И по тому, как мигом-враз она примолкла, как притаилась и не возобновляла более «медицинские» разговоры, сделалось очевидно, что я попал, что «отказываться от табакокуренья» в ее условиях она не может, потому что не может успокоиться, взять себя в руки и не нервничать, поелику курить – «единственная ее отдушина», и сама она как вывихнувшаяся из сустава кость… терпеть-выживать куда ни шло, но сделать усилие, понести еще хоть малейшую нагрузку… Нет!
Она стала зато «мыслить и страдать», как видел для себя задачу жизни в последние годы Пушкин.
Сидела в своем кресле, читала, что-то говорила, записывала даже в тетрадку.
Выказывала «странные» фантазии…
Совсем в духе наших когда-то школьных «безответственных» разговоров высказала как-то мечту-желание сделаться бомжом.
Скорее, думаю, она хотела каликой перехожей, как делали раньше когда-то, ходить по деревням и погостам, от монастыря к монастырю, перебиваться сухарем-подаянием, слушать рассказы встречных божьих людей да, может, заглянуть как-нибудь в обитель к одной нашей знакомой…
Позже, спустя еще сроки, она могла попросту заплакать посреди телефонного разговора, в неподходящем месте могла загулить-заскулить по-младенчески, застигнутая болью, тоненько и безнадежно.
И долго, долго и после ее смерти я все не мог узнать для своих записок «о упокоении», крещеная она, Геля, или нет, а потом все-таки узнал.
«Блаженны плачущие, ибо…»[11]
Возвратившись на родину после отлучки, я успел разлучиться и с корешом из 9 «г».
В развитье драматической беседы об изящной словесности он предложил мне не заниматься больше ерундой (не своим делом), а давай-ка-де вот лучше он устроит, поможет устроиться, сталеваром на металлургический…
И деньги хорошие для семьи, и дело верное, и вообще.
И оно б вправду было, думаю я, неплохо поди-ко, кабы те, клянусь, за кем дело свое он признавал, внушали мне надежду.

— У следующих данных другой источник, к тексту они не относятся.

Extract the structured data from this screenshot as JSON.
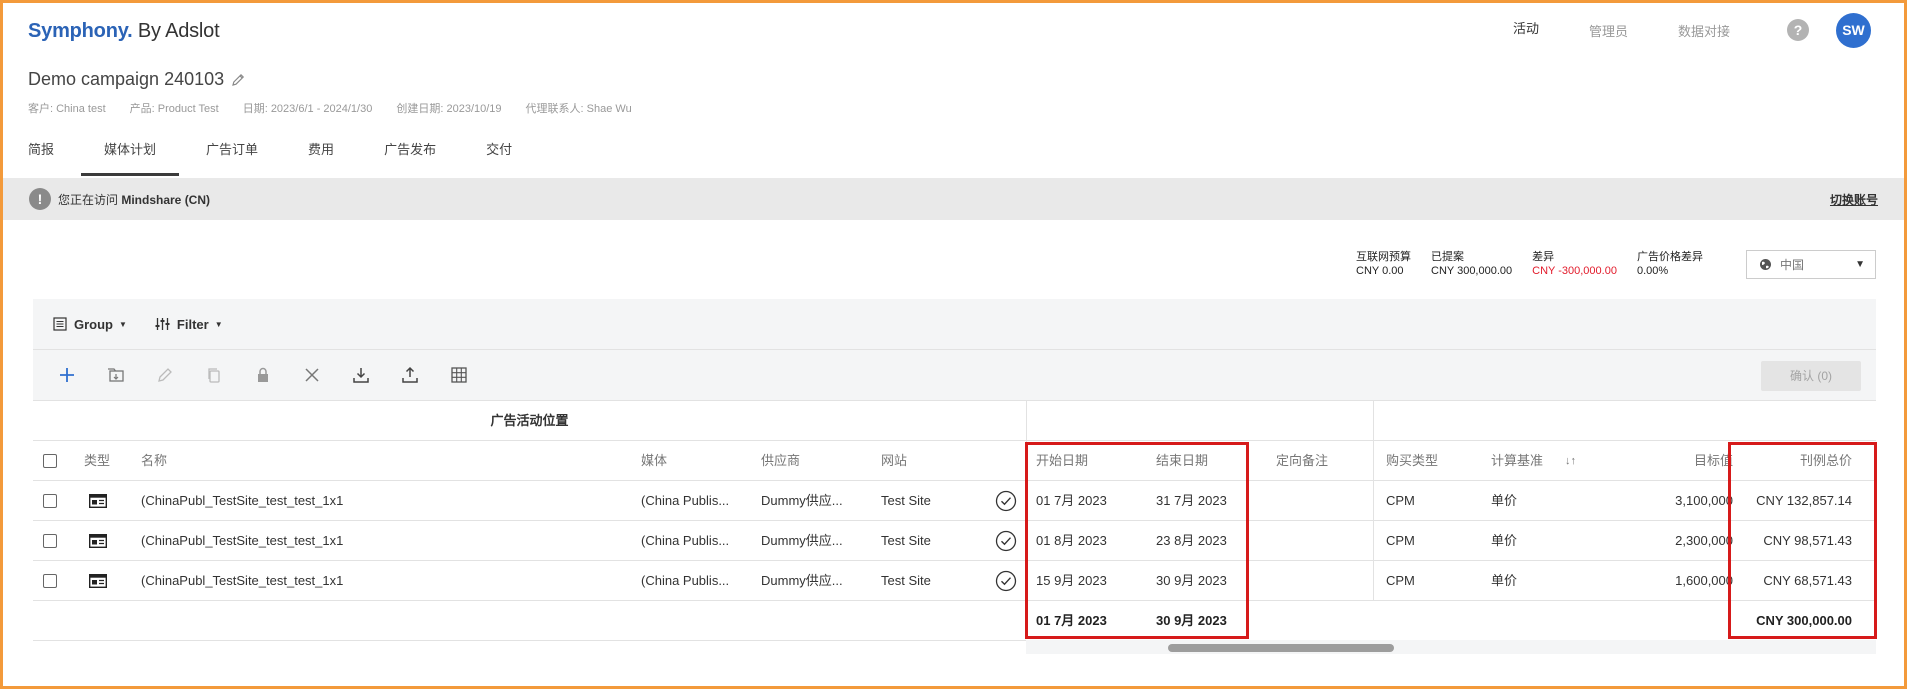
{
  "header": {
    "logo_brand": "Symphony.",
    "logo_rest": " By Adslot",
    "nav": [
      "活动",
      "管理员",
      "数据对接"
    ],
    "help": "?",
    "avatar": "SW"
  },
  "campaign": {
    "title": "Demo campaign 240103",
    "meta": [
      "客户: China test",
      "产品: Product Test",
      "日期: 2023/6/1 - 2024/1/30",
      "创建日期: 2023/10/19",
      "代理联系人: Shae Wu"
    ]
  },
  "tabs": [
    "简报",
    "媒体计划",
    "广告订单",
    "费用",
    "广告发布",
    "交付"
  ],
  "notice": {
    "prefix": "您正在访问 ",
    "org": "Mindshare (CN)",
    "switch": "切换账号"
  },
  "summary": [
    {
      "label": "互联网预算",
      "value": "CNY 0.00"
    },
    {
      "label": "已提案",
      "value": "CNY 300,000.00"
    },
    {
      "label": "差异",
      "value": "CNY -300,000.00"
    },
    {
      "label": "广告价格差异",
      "value": "0.00%"
    }
  ],
  "region": "中国",
  "controls": {
    "group": "Group",
    "filter": "Filter"
  },
  "toolbar": {
    "confirm": "确认 (0)"
  },
  "table": {
    "group_title": "广告活动位置",
    "headers": {
      "type": "类型",
      "name": "名称",
      "media": "媒体",
      "vendor": "供应商",
      "site": "网站",
      "start": "开始日期",
      "end": "结束日期",
      "targeting": "定向备注",
      "buy_type": "购买类型",
      "basis": "计算基准",
      "sort": "↓↑",
      "target": "目标值",
      "total": "刊例总价"
    },
    "rows": [
      {
        "name": "(ChinaPubl_TestSite_test_test_1x1",
        "media": "(China Publis...",
        "vendor": "Dummy供应...",
        "site": "Test Site",
        "start": "01 7月 2023",
        "end": "31 7月 2023",
        "buy_type": "CPM",
        "basis": "单价",
        "target": "3,100,000",
        "total": "CNY 132,857.14"
      },
      {
        "name": "(ChinaPubl_TestSite_test_test_1x1",
        "media": "(China Publis...",
        "vendor": "Dummy供应...",
        "site": "Test Site",
        "start": "01 8月 2023",
        "end": "23 8月 2023",
        "buy_type": "CPM",
        "basis": "单价",
        "target": "2,300,000",
        "total": "CNY 98,571.43"
      },
      {
        "name": "(ChinaPubl_TestSite_test_test_1x1",
        "media": "(China Publis...",
        "vendor": "Dummy供应...",
        "site": "Test Site",
        "start": "15 9月 2023",
        "end": "30 9月 2023",
        "buy_type": "CPM",
        "basis": "单价",
        "target": "1,600,000",
        "total": "CNY 68,571.43"
      }
    ],
    "totals": {
      "start": "01 7月 2023",
      "end": "30 9月 2023",
      "total": "CNY 300,000.00"
    }
  }
}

Мне не только что мало ныне нравился стих, пропетый когда-то на неизвестно чью мелодию Олей Грановской, но и, страшно сказать, иные несомненные ранее прозаические шедевры XIX века.
Неизлечимо фальшивым своим смехом Геля заразилась от одной из его героинь.
……………………………………………………………………….
Когда в травяных кочцах и кустиках, что повыше, еще шевелятся белесые волоконца тумана, и солнце, мигая и щурясь, готовит где-то у горизонта к будущему оранжевый свой глаз, я схожу с крыльца дома на окраине города на огородные нелегитимно вскопанные гряды и, случается, наблюдаю, как из брюха барражирующего старого самолетика выпрастываются личинки тренирующихся парашютистов.